Do bulwersującego zdarzenia doszło we wtorek (1 lutego) w Nietkowie w powiecie zielonogórskim. Leśniczy z Lasek zauważył dwóch mężczyzn, którzy wyrzucali do lasu duże ilości śmieci z dostawczego fiata ducato. Leśniczy natychmiast zawiadomił policję i podjechał do fiata. Obaj mężczyźni zapinali już plandekę przestrzeni ładunkowej, ale gdy dowiedzieli się z kim mają do czynienia, wyraźnie się zmieszali i zaczęli ponownie odpinać zabezpieczenia plandeki, a następnie ładować śmieci z powrotem do samochodu.
ZOBACZ TEŻ: Chciał pomóc synowi, który miał wypadek. Stracił 30 tys. zł
Po kilku minutach na miejscu pojawili się zielonogórscy policjanci i zatrzymali wskazanych przez leśniczego mężczyzn.

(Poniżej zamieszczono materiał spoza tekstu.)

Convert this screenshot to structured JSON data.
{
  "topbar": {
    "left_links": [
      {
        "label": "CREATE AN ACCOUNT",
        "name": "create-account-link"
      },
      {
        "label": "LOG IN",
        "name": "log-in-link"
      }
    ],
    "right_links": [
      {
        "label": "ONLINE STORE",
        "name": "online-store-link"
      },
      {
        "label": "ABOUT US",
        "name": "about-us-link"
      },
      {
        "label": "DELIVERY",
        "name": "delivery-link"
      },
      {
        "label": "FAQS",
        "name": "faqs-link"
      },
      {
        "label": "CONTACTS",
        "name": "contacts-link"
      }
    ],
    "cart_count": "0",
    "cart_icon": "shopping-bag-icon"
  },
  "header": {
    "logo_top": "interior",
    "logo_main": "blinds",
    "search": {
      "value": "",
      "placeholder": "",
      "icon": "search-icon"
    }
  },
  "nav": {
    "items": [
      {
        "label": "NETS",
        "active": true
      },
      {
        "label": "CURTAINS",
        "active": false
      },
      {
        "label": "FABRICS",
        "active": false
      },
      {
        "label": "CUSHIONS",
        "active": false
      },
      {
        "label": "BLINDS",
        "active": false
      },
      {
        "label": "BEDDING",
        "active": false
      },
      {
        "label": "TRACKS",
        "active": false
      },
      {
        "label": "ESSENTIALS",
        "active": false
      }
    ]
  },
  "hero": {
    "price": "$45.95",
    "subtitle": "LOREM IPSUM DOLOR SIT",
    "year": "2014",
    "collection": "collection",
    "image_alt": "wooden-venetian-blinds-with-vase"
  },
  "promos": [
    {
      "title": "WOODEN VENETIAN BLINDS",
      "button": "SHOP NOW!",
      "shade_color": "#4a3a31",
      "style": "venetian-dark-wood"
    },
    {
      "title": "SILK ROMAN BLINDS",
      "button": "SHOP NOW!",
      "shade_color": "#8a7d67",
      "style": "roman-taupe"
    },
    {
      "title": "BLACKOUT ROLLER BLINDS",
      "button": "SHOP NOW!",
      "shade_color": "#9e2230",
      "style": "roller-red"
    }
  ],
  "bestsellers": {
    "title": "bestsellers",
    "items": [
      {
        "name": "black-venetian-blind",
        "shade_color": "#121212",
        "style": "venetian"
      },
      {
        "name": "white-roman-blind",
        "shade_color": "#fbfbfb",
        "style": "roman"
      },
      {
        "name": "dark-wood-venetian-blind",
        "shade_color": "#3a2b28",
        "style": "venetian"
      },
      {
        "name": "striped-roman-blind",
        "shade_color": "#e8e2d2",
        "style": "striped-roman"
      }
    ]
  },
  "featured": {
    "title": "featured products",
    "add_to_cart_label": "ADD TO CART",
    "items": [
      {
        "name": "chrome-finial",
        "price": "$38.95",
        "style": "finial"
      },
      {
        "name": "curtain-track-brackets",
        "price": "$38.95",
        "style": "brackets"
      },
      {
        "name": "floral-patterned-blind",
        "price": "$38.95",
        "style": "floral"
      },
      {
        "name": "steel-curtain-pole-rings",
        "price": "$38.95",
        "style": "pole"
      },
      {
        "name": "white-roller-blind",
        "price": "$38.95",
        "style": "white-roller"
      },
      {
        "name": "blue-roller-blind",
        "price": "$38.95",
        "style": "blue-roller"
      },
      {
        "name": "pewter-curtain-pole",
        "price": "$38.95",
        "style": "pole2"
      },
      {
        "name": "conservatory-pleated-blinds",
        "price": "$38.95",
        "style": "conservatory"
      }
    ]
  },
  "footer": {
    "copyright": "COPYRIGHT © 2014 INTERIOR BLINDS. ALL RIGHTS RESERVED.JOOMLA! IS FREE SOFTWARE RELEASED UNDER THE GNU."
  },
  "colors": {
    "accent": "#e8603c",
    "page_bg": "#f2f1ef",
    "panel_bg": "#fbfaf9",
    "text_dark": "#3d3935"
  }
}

- Zatrzymani to 24-letni mieszkaniec Nietkowa i 38-letni zielonogórzanin. Żaden z nich nie był wcześniej notowany - poinformowała podinsp. Małgorzata Stanisławska z Komendy Miejskiej Policji w Zielonej Górze. - Na pytanie policjantów, dlaczego wyrzucali śmieci na tereny zielone, mężczyźni tłumaczyli, że przewożone przez nich śmieci przesuwały się podczas jazdy, dlatego zjechali do lasu, żeby je przepakować.
Funkcjonariusze nie uwierzyli jednak w te wyjaśnienia, tym bardziej, że w samochodzie znajdowały się duże ilości różnego rodzaju odpadów, a mężczyźni na miejsce rzekomego przepakowania wybrali ustronną okolicę. W tej sytuacji policjanci sporządzili wobec nich wniosek o ukaranie do sądu. Obu przyłapanym na gorącym uczynku mężczyznom grozi teraz wysoka grzywna.